Relator: Fong Man Chong
Data : 4 de Abril de 2019
ASSUNTOS:
- Cláusula com teor particularizado inserido no contrato-promessa
- Sinal como arra confirmatória ou como arra penitencial
- Convenção em contrário e execução específica
- Cláusula resolutória e simultaneamente penal e com base nela resolver o contrato-promessa
- Reenvio do processo para apreciar o pedido subsidiário
SUMÁRIO:
I – Inserida no contrato-promessa uma cláusula com o seguinte teor: depois de assinado o presente contrato, se a Parte A não pretender vender, indemnizará à Parte B o dobro do sinal, impõe-se ao Tribunal uma tarefa de interpretar a vontade das partes e de proceder à sua qualificação jurídica.
II – Se o Tribunal recorrido defendesse e como efectivamente defendia que tal cláusula não era uma cláusula resolutiva, nem ela tinha por função afastar a execução específica, devia ter, de seguida, procedido à sua qualificação jurídica, uma vez que o Tribunal a quo não chegou a declarar a invalidade da cláusula em causa (nulidade ou anulabilidade), nem a qualificou como uma cláusula abusiva, simplesmente desaplicou-a na resolução do caso, verifica-se, assim, um salto de raciocínio e uma “omissão de pronúncia” em sentido impróprio, pois desconhece-se a razão de desaplicar tal cláusula, que resultou da vontade das partes.
III – No que toca ao sinal, para quem o oferece, o sinal pode ser tido como arra confirmatória da vontade de cumprir o contrato-promessa e, consequentemente, o propósito de celebrar o contrato definitivo. É essa a consideração que usualmente se tem do sinal, entre nós. Mas, o sinal também pode ser tido como arra penitencial. Quer dizer, o promitente que oferece o sinal assume que, caso não mantenha o interesse na celebração do negócio principal, porque desiste dele, ou porque se arrepende de o realizar, o perderá em favor do outro promitente. Esse arra penitencial funciona aí como indemnização, que pode coincidir total ou parcialmente com o valor do sinal entregue. Saber se o sinal tem uma ou outra função, isso depende do teor da cláusula que for inscrita no contrato-promessa.
IV – Vista outra face da moeda, agora por parte de quem recebe o sinal (o promitente comprador), é possível consignar, por convenção com a outra parte, que ela configure uma mera arra confirmatória. Nada dizendo sobre o assunto, e apenas ficando clausulado que como sinal e princípio de pagamento o promitente comprador entregou ao promitente vendedor determinado, essa entrega terá o valor de sinal confirmatório (isso resulta do artigo 436º/2 do CC).

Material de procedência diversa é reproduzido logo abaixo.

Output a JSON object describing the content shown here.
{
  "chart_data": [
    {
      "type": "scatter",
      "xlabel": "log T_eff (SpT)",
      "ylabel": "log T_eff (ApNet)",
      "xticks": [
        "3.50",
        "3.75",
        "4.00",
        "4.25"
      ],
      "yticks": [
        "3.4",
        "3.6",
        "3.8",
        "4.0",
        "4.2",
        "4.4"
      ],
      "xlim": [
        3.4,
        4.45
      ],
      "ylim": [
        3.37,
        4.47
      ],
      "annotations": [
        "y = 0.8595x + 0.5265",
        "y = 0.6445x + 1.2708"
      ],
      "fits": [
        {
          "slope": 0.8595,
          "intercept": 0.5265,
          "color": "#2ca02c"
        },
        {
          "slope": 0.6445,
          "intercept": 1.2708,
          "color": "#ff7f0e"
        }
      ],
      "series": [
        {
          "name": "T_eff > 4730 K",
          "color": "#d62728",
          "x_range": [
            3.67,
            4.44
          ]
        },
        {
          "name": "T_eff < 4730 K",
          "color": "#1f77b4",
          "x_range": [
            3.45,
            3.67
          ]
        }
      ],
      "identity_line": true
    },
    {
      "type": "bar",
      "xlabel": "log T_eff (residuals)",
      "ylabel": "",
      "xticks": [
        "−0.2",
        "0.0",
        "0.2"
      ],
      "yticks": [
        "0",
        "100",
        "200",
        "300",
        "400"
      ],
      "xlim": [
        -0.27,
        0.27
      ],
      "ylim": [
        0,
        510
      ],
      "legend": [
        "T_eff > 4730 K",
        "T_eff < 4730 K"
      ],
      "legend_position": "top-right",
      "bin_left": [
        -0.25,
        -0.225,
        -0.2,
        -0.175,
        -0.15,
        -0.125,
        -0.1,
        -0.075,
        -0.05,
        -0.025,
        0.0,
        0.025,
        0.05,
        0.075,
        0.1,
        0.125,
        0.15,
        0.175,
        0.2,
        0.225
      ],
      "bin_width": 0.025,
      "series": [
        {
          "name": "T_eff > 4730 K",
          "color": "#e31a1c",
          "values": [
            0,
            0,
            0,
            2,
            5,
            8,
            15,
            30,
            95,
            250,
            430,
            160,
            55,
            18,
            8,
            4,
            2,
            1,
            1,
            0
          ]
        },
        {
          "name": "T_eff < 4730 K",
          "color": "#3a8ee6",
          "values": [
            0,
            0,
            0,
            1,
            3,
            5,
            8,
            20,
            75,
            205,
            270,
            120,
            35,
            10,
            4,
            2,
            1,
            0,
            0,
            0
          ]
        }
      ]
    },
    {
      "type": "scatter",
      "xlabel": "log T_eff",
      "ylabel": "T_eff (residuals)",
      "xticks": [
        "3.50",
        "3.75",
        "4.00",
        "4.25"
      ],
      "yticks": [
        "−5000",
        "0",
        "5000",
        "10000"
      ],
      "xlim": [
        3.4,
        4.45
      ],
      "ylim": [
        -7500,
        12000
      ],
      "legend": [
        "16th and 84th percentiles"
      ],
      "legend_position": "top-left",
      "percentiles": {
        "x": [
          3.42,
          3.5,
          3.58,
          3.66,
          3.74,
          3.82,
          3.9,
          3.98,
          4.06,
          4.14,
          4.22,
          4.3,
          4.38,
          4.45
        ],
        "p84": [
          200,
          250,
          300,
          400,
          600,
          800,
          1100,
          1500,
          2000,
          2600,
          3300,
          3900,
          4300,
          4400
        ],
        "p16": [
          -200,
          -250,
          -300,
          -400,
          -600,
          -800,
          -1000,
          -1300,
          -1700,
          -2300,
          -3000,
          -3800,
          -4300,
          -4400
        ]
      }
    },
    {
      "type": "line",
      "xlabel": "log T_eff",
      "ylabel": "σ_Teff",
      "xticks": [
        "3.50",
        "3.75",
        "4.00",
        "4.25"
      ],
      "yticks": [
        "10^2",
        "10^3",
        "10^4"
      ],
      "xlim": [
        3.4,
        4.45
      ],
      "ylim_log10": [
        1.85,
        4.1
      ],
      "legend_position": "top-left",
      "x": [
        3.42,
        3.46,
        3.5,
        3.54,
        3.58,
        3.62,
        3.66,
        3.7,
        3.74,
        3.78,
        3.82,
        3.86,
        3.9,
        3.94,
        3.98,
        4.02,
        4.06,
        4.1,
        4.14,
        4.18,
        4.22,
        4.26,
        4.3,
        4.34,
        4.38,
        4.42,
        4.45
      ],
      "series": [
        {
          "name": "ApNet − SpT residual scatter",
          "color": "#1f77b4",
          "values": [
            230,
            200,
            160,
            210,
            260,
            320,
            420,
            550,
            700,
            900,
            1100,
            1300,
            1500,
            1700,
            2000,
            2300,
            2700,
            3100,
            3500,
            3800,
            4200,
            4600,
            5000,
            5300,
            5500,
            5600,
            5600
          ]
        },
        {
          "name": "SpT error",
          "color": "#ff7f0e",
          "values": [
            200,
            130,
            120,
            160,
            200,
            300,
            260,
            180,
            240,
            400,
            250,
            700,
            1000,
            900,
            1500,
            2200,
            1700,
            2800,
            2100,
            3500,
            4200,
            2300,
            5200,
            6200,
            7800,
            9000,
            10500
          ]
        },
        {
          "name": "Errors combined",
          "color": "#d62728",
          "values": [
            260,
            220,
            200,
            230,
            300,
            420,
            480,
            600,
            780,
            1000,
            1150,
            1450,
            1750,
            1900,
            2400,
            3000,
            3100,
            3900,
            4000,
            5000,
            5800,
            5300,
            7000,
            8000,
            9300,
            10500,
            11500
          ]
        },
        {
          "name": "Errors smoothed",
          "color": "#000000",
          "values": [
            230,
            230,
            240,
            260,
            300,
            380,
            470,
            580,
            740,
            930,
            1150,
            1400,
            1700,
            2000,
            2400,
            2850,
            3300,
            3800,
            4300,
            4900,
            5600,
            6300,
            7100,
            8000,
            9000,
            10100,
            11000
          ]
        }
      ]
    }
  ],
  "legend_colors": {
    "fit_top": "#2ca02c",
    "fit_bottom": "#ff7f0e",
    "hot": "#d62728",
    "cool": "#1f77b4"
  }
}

V – É perfeitamente possível que ambos os promitentes consignem no contro-promessa que o promitente possa desistir, ou arrepender-se, de celebrar o contrato definitivo, pagando ao outro contraente uma determinada indemnização. Essa indemnização pode corresponder ao dobro do sinal recebido ou a qualquer outro valor, dentro do princípio da liberdade contratual. Neste caso, o accionamento de uma tal cláusula, livremente convencionada, não se confunde com o incumprimento propriamente dito por parte do promitente-vendedor, nem com o efeito que resulta da aplicação do artigo 436º/2 do CC. É outra coisa diferente: é uma convenção em que as partes acordam que uma delas (promitente vendedor, v.g.) desista do negócio, comprometendo-se, então, a pagar a indemnização acordada. É o caso dos autos.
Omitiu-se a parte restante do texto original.